「斯坦貝克率直,有泥土氣。」
「也許,也許。」
「海明威好逞強,福克納太學究。」
「我也看出這一層;我們也許錯了。」
我英國回來還常到上環的香雨齋去看狀元公伉儷,喝六安,吃甜點,聊聊天。文章不讓發表之後我想要一份副本留個紀念老先生都不給,說過眼雲煙,不足珍惜。那一代前輩脾氣都這樣,看是謙虛,其實帶着幾分傲慢,我見多了也學會警惕,不敢亂寫文章,拚命推敲穩妥了才敢拿去排字:前輩功底那麼深尚且韜光養晦,晚輩憑什麼率爾操觚?他們那款架勢儘管飄渺,卻也優雅,學不來。鬧市裏的香雨齋不見了那兩株桂樹還是香雨齋,韻致絲毫不減:張大千溥心畬傅抱石幾幅小品裝點四壁,還有八大山人冊頁裏散出來的那隻小鳥,鑲在小小楠木小畫框裏泛黃了還生動。于大姐做的桂花糕也帶着春雨江南的夢痕,跟她的蓮子湯一樣,依稀《浮生六記》情味。
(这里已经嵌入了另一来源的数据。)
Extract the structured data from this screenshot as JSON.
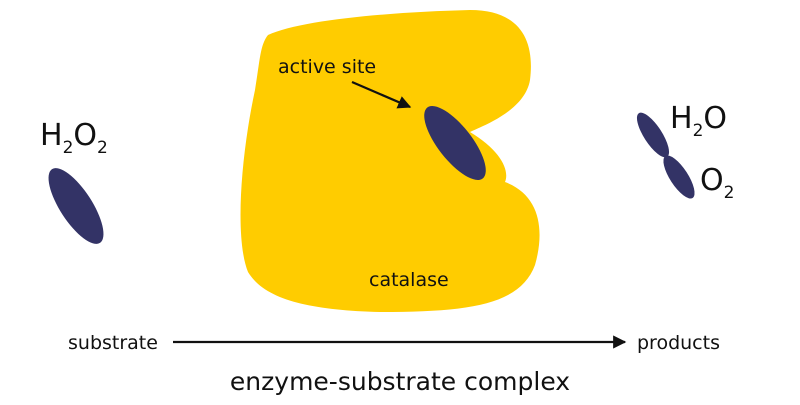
{
  "labels": {
    "reactant_main": "H",
    "reactant_sub1": "2",
    "reactant_mid": "O",
    "reactant_sub2": "2",
    "product1_main": "H",
    "product1_sub": "2",
    "product1_end": "O",
    "product2_main": "O",
    "product2_sub": "2",
    "active_site": "active site",
    "enzyme": "catalase",
    "arrow_start": "substrate",
    "arrow_end": "products",
    "caption": "enzyme-substrate complex"
  },
  "colors": {
    "enzyme": "#FFCC00",
    "molecule": "#333366",
    "caption": "#7B1F14",
    "text": "#111111"
  }
}
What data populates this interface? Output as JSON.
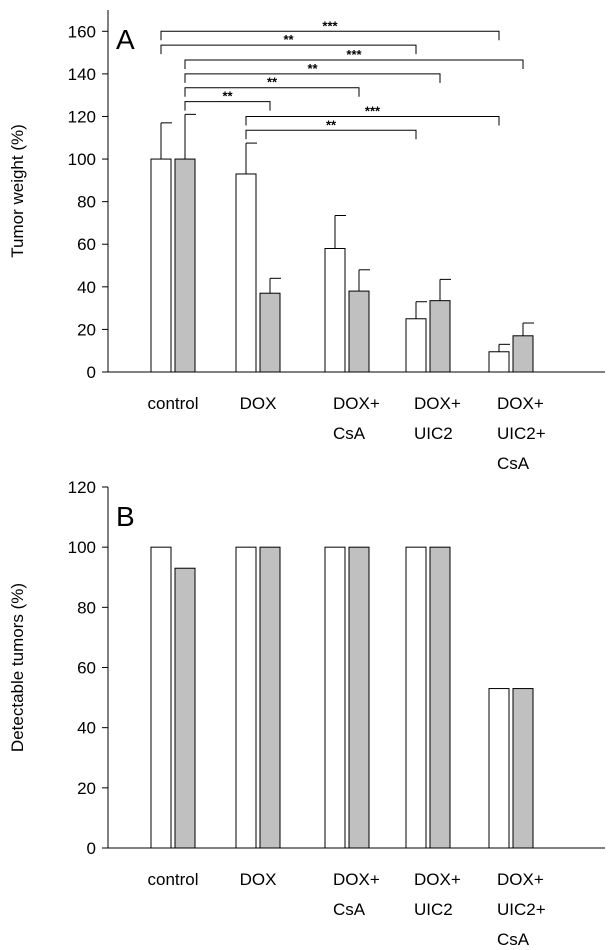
{
  "chart_data": [
    {
      "type": "bar",
      "panel_label": "A",
      "title": "",
      "xlabel": "",
      "ylabel": "Tumor weight (%)",
      "ylim": [
        0,
        170
      ],
      "yticks": [
        0,
        20,
        40,
        60,
        80,
        100,
        120,
        140,
        160
      ],
      "categories": [
        [
          "control"
        ],
        [
          "DOX"
        ],
        [
          "DOX+",
          "CsA"
        ],
        [
          "DOX+",
          "UIC2"
        ],
        [
          "DOX+",
          "UIC2+",
          "CsA"
        ]
      ],
      "series": [
        {
          "color": "#ffffff",
          "values": [
            100,
            93,
            58,
            25,
            9.5
          ],
          "errors": [
            17,
            14.5,
            15.5,
            8,
            3.5
          ]
        },
        {
          "color": "#c0c0c0",
          "values": [
            100,
            37,
            38,
            33.5,
            17
          ],
          "errors": [
            21,
            7,
            10,
            10,
            6
          ]
        }
      ],
      "annotations": [
        {
          "label": "***",
          "from": [
            0,
            0
          ],
          "to": [
            4,
            0
          ],
          "y": 160
        },
        {
          "label": "**",
          "from": [
            0,
            0
          ],
          "to": [
            3,
            0
          ],
          "y": 153.5
        },
        {
          "label": "***",
          "from": [
            0,
            1
          ],
          "to": [
            4,
            1
          ],
          "y": 146.5
        },
        {
          "label": "**",
          "from": [
            0,
            1
          ],
          "to": [
            3,
            1
          ],
          "y": 140
        },
        {
          "label": "**",
          "from": [
            0,
            1
          ],
          "to": [
            2,
            1
          ],
          "y": 133.5
        },
        {
          "label": "**",
          "from": [
            0,
            1
          ],
          "to": [
            1,
            1
          ],
          "y": 127
        },
        {
          "label": "***",
          "from": [
            1,
            0
          ],
          "to": [
            4,
            0
          ],
          "y": 120
        },
        {
          "label": "**",
          "from": [
            1,
            0
          ],
          "to": [
            3,
            0
          ],
          "y": 113.5
        }
      ]
    },
    {
      "type": "bar",
      "panel_label": "B",
      "title": "",
      "xlabel": "",
      "ylabel": "Detectable tumors (%)",
      "ylim": [
        0,
        120
      ],
      "yticks": [
        0,
        20,
        40,
        60,
        80,
        100,
        120
      ],
      "categories": [
        [
          "control"
        ],
        [
          "DOX"
        ],
        [
          "DOX+",
          "CsA"
        ],
        [
          "DOX+",
          "UIC2"
        ],
        [
          "DOX+",
          "UIC2+",
          "CsA"
        ]
      ],
      "series": [
        {
          "color": "#ffffff",
          "values": [
            100,
            100,
            100,
            100,
            53
          ]
        },
        {
          "color": "#c0c0c0",
          "values": [
            93,
            100,
            100,
            100,
            53
          ]
        }
      ]
    }
  ]
}
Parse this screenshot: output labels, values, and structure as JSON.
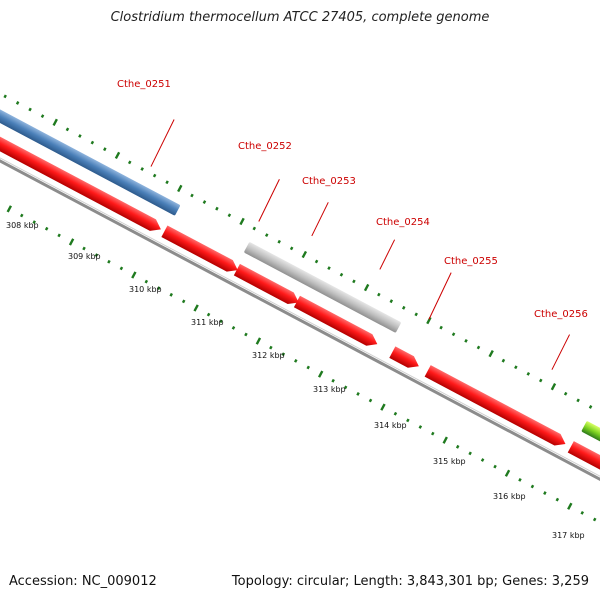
{
  "header": {
    "title": "Clostridium thermocellum ATCC 27405, complete genome"
  },
  "footer": {
    "accession": "Accession: NC_009012",
    "stats": "Topology: circular; Length: 3,843,301 bp; Genes: 3,259"
  },
  "colors": {
    "backbone": "#8c8c8c",
    "cds": "#ff1a1a",
    "blue_feature": "#4a7fb8",
    "gray_feature": "#c0c0c0",
    "green_feature": "#7ed321",
    "tick": "#1f7a1f",
    "gene_label": "#cc0000"
  },
  "genes": [
    {
      "label": "Cthe_0251"
    },
    {
      "label": "Cthe_0252"
    },
    {
      "label": "Cthe_0253"
    },
    {
      "label": "Cthe_0254"
    },
    {
      "label": "Cthe_0255"
    },
    {
      "label": "Cthe_0256"
    }
  ],
  "scale": {
    "labels": [
      "308 kbp",
      "309 kbp",
      "310 kbp",
      "311 kbp",
      "312 kbp",
      "313 kbp",
      "314 kbp",
      "315 kbp",
      "316 kbp",
      "317 kbp"
    ]
  }
}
一九八五年漢元先生過世我才知道他們有個兒子留在杭州,一九六九年不堪批鬥投井自盡。遵照狀元公遺囑,喪事不發訃聞,不辦喪禮,遺體擇日火化,于大姐到廟裏請了兩位相熟的和尚來家裏給狀元公唸了三堂經。那天晚上我去了,漢元先生生前三位好朋友也去了,還有道風山下香雨齋樓上那位房東太太,滿口上海腔國語,頭髮都斑白了五官還秀美得像老明星朱莉,攙扶着于大姐跟進跟出。和尚唸完經弔客都走了,大姐要我留步,拿出一本斯坦貝克的《金杯》說是漢元先生留給我:「他的那堆書房東太太去年全搬走了,她的英文是漢元教的,最愛讀小說。」這本《金杯》是初版,一九二九年斯坦貝克二十七歲出的第一部書。我陪大姐抽根煙歇一歇,她說她不曉得莊漢元有沒有跟我提過:「早年在上海,房東太太和漢元兩個偷偷摸摸好起來,我拆穿他們,准她做二房,她嚇死了,清醒了,從此大家成了好朋友,」大姐說。「可憐她生了孩子丈夫病死,只留下道風山那所房子,這些年漢元每個月接濟他們母子。多麼老派的故事!」過不了半年,于大姐搬回道風山下老香雨齋跟房東太太住。